0/5

Fires stretch newsrooms to the limit

How did media cope with the unfolding news on Black Saturday?

jkeyte“It was like getting hit by a fire version of a tsunami,” Seven Network Melbourne news director Steve Carey says. “It just rolled through and there was little time to react.”

Such was the enormity of the Victorian bushfires that newsrooms struggled to cope with Black Saturday. Prior to the fires breaking out, the top story of the day in Melbourne had been the 46.4 weather.

At about 4pm, after receiving “unbelievable” footage of 12m-high flames, Carey decided to extend Seven’s 6pm news broadcast to an hour. The bulletin drew a peak audience of 663,000 people, up more than 200,000 on the previous Saturday.

Meanwhile, radio was responding instantly. A Yarra Glen site being used for an outside broadcast by 3AW was abandoned when fires licked too close. Weekday commentator Neil Mitchell was on air by 4pm as panic calls were coming in and news was breaking. The station kept up its coverage for a full week, considered by many to be a lifeline with its constant updates.

Media reporters began hearing late on Saturday afternoon that people had died, but that was not officially confirmed until Victorian police held the first press conference at 10pm and announced at least 14 people, and maybe as many as 40, had perished.

The apparent tardiness of that announcement has angered some.

“I don’t feel the media and the ABC were adequately serviced with information,” ABC Victoria news boss Marco Bass says.

“I find it hard to believe the emergency services in Victoria didn’t know earlier than 10 o’clock there had been a considerable number of deaths. The information was being dribbled out very slowly, even on Sunday.”

Bass began preparing for fire stories on Friday, arranging an extra satellite truck from Sydney for live crosses from the field and deploying reporters to Gippsland and Kilmore.

“We were anticipating there were going to be fires,” he says. “They were warning it could be very serious.”

TEN’s 5pm Saturday bulletin reported record temperatures and had aerial shots of flames blowing across fields.

“All media really struggled with the scale of the crisis. It seemed to unfold so quickly,” TEN news boss Jim Carroll says.
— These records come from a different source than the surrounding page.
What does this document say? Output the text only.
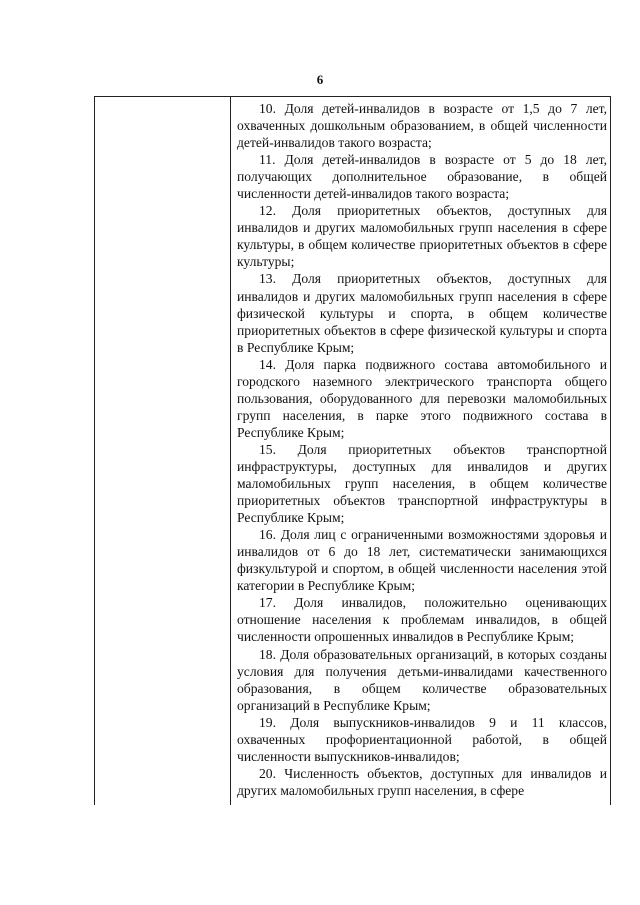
6

10. Доля детей-инвалидов в возрасте от 1,5 до 7 лет, охваченных дошкольным образованием, в общей численности детей-инвалидов такого возраста;

11. Доля детей-инвалидов в возрасте от 5 до 18 лет, получающих дополнительное образование, в общей численности детей-инвалидов такого возраста;

12. Доля приоритетных объектов, доступных для инвалидов и других маломобильных групп населения в сфере культуры, в общем количестве приоритетных объектов в сфере культуры;

13. Доля приоритетных объектов, доступных для инвалидов и других маломобильных групп населения в сфере физической культуры и спорта, в общем количестве приоритетных объектов в сфере физической культуры и спорта в Республике Крым;

14. Доля парка подвижного состава автомобильного и городского наземного электрического транспорта общего пользования, оборудованного для перевозки маломобильных групп населения, в парке этого подвижного состава в Республике Крым;

15. Доля приоритетных объектов транспортной инфраструктуры, доступных для инвалидов и других маломобильных групп населения, в общем количестве приоритетных объектов транспортной инфраструктуры в Республике Крым;

16. Доля лиц с ограниченными возможностями здоровья и инвалидов от 6 до 18 лет, систематически занимающихся физкультурой и спортом, в общей численности населения этой категории в Республике Крым;

17. Доля инвалидов, положительно оценивающих отношение населения к проблемам инвалидов, в общей численности опрошенных инвалидов в Республике Крым;

18. Доля образовательных организаций, в которых созданы условия для получения детьми-инвалидами качественного образования, в общем количестве образовательных организаций в Республике Крым;

19. Доля выпускников-инвалидов 9 и 11 классов, охваченных профориентационной работой, в общей численности выпускников-инвалидов;

20. Численность объектов, доступных для инвалидов и других маломобильных групп населения, в сфере
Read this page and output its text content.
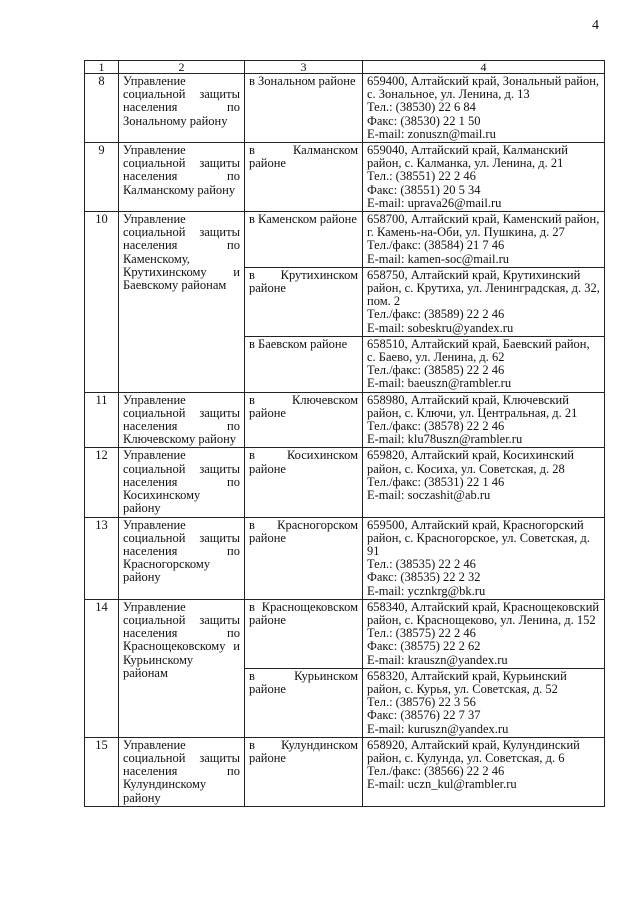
4
1	2	3	4
8	Управление социальной защиты населения по Зональному району	в Зональном районе	659400, Алтайский край, Зональный район, с. Зональное, ул. Ленина, д. 13
Тел.: (38530) 22 6 84
Факс: (38530) 22 1 50
E-mail: zonuszn@mail.ru

9	Управление социальной защиты населения по Калманскому району	в Калманском районе	659040, Алтайский край, Калманский район, с. Калманка, ул. Ленина, д. 21
Тел.: (38551) 22 2 46
Факс: (38551) 20 5 34
E-mail: uprava26@mail.ru

10	Управление социальной защиты населения по Каменскому, Крутихинскому и Баевскому районам	в Каменском районе	658700, Алтайский край, Каменский район, г. Камень-на-Оби, ул. Пушкина, д. 27
Тел./факс: (38584) 21 7 46
E-mail: kamen-soc@mail.ru

		в Крутихинском районе	658750, Алтайский край, Крутихинский район, с. Крутиха, ул. Ленинградская, д. 32, пом. 2
Тел./факс: (38589) 22 2 46
E-mail: sobeskru@yandex.ru

		в Баевском районе	658510, Алтайский край, Баевский район, с. Баево, ул. Ленина, д. 62
Тел./факс: (38585) 22 2 46
E-mail: baeuszn@rambler.ru

11	Управление социальной защиты населения по Ключевскому району	в Ключевском районе	658980, Алтайский край, Ключевский район, с. Ключи, ул. Центральная, д. 21
Тел./факс: (38578) 22 2 46
E-mail: klu78uszn@rambler.ru

12	Управление социальной защиты населения по Косихинскому району	в Косихинском районе	659820, Алтайский край, Косихинский район, с. Косиха, ул. Советская, д. 28
Тел./факс: (38531) 22 1 46
E-mail: soczashit@ab.ru

13	Управление социальной защиты населения по Красногорскому району	в Красногорском районе	659500, Алтайский край, Красногорский район, с. Красногорское, ул. Советская, д. 91
Тел.: (38535) 22 2 46
Факс: (38535) 22 2 32
E-mail: ycznkrg@bk.ru

14	Управление социальной защиты населения по Краснощековскому и Курьинскому районам	в Краснощековском районе	658340, Алтайский край, Краснощековский район, с. Краснощеково, ул. Ленина, д. 152
Тел.: (38575) 22 2 46
Факс: (38575) 22 2 62
E-mail: krauszn@yandex.ru

		в Курьинском районе	658320, Алтайский край, Курьинский район, с. Курья, ул. Советская, д. 52
Тел.: (38576) 22 3 56
Факс: (38576) 22 7 37
E-mail: kuruszn@yandex.ru

15	Управление социальной защиты населения по Кулундинскому району	в Кулундинском районе	658920, Алтайский край, Кулундинский район, с. Кулунда, ул. Советская, д. 6
Тел./факс: (38566) 22 2 46
E-mail: uczn_kul@rambler.ru
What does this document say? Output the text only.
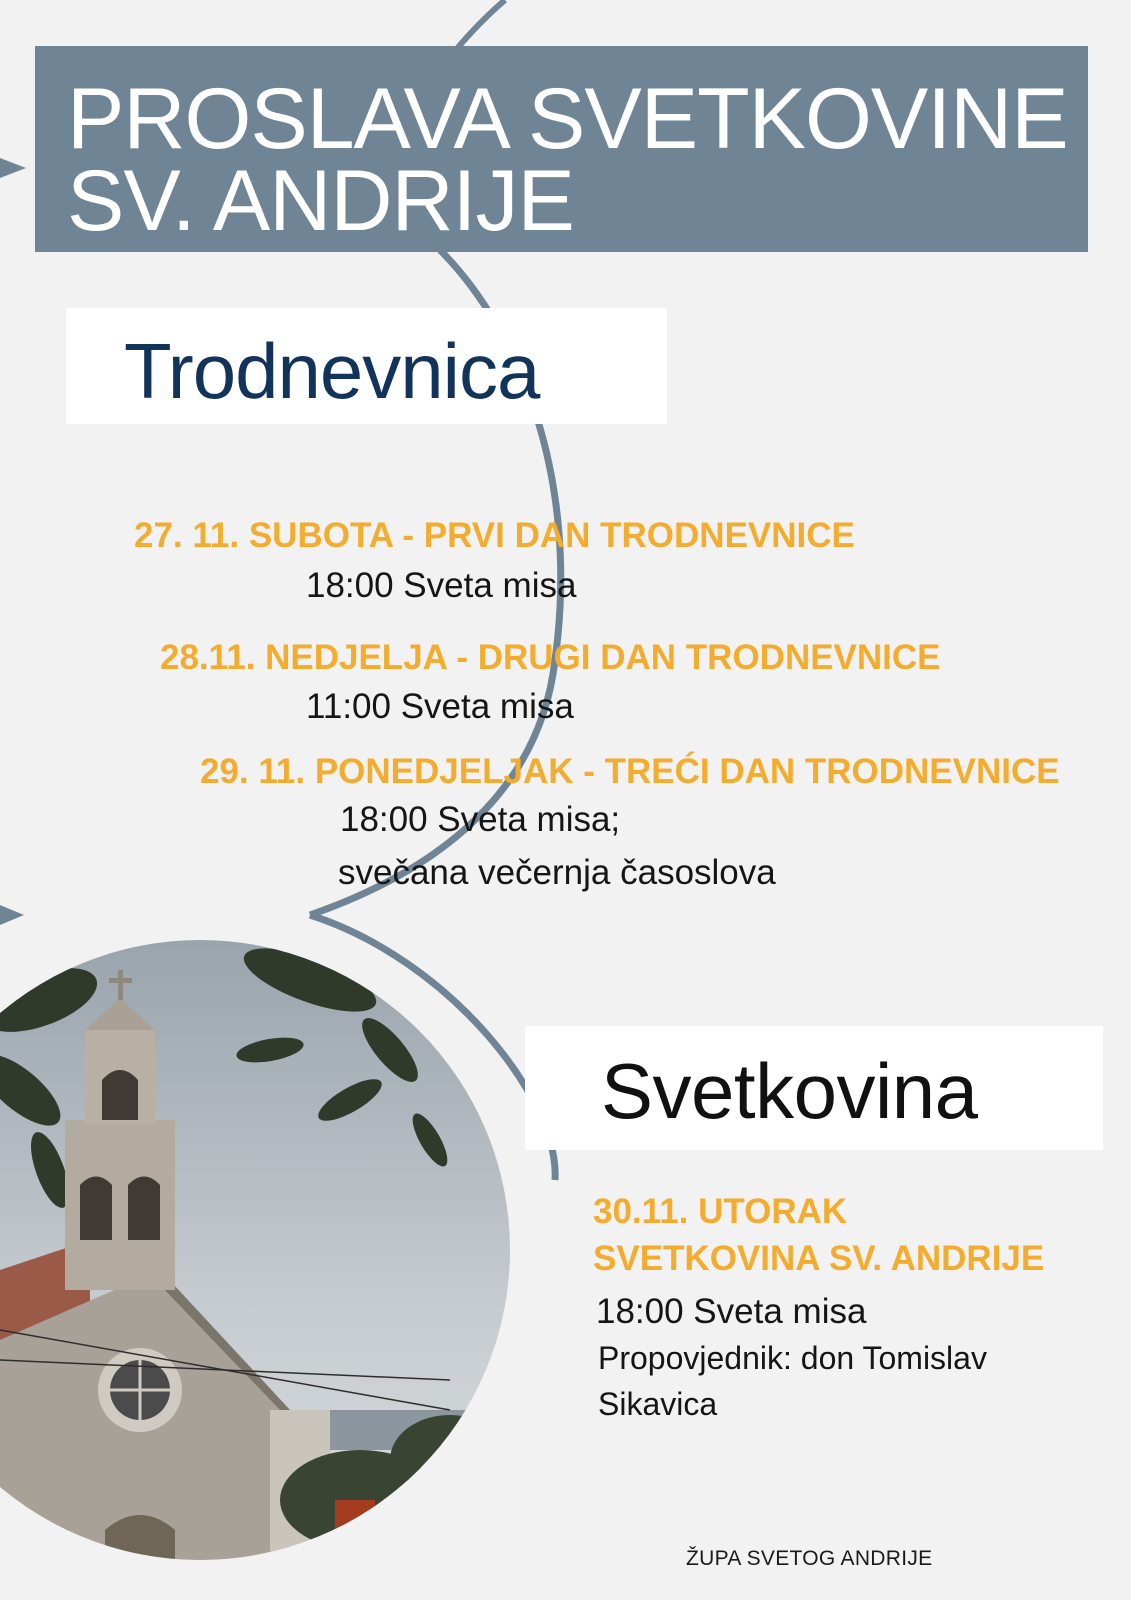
PROSLAVA SVETKOVINE
SV. ANDRIJE
Trodnevnica
27. 11. SUBOTA - PRVI DAN TRODNEVNICE
18:00 Sveta misa
28.11. NEDJELJA - DRUGI DAN TRODNEVNICE
11:00 Sveta misa
29. 11. PONEDJELJAK - TREĆI DAN TRODNEVNICE
18:00 Sveta misa;
svečana večernja časoslova
Svetkovina
30.11. UTORAK
SVETKOVINA SV. ANDRIJE
18:00 Sveta misa
Propovjednik: don Tomislav
Sikavica
ŽUPA SVETOG ANDRIJE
“It’s a physically and emotionally challenging story to cover.”

Media outlets began pouring resources into the story, fielding 40-strong teams of reporters and technicians, including reinforcements from Sydney.

“The scale of it has overwhelmed all media,” Bass says.

“By Sunday afternoon we were all working together because the size of this story was just so vast. There were two separate locations and the roadblocks made it very difficult to get access. It’s by far the biggest logistical and editorial exercise I have faced in my career.”

Source: The Australian

4 Responses

  1. so is this the reason that 9 news on black saturday only covered the fires for 7mins 34secs before informing us that the people that went to the beach were disappointed with the windy conditions?

    and what ever happened to the apology that people were talking about on this site? i never saw it.

  2. Networks may be low, but I don’t think they are so low that they’d deliberately hold fire coverage to protect their precious ratings launch! Like the article says – it happened so quickly, information was scarce from the authorites and news rooms would have only had skeleton staff around on the weekend. I thought they did the best they could in those circumstances.

  3. This is what annoys me, Victorian police/authorities did not do enough to warn people about the potential fire risks in their area. They should have informed media to get this information out earlier in the day.

    Also TV media outlets should have reacted quicker too to the reporting too. Sunday’s news was pretty poor. They didn’t have the resources, plus I think the stations didn’t want to ruin their new programming for the new ratings period!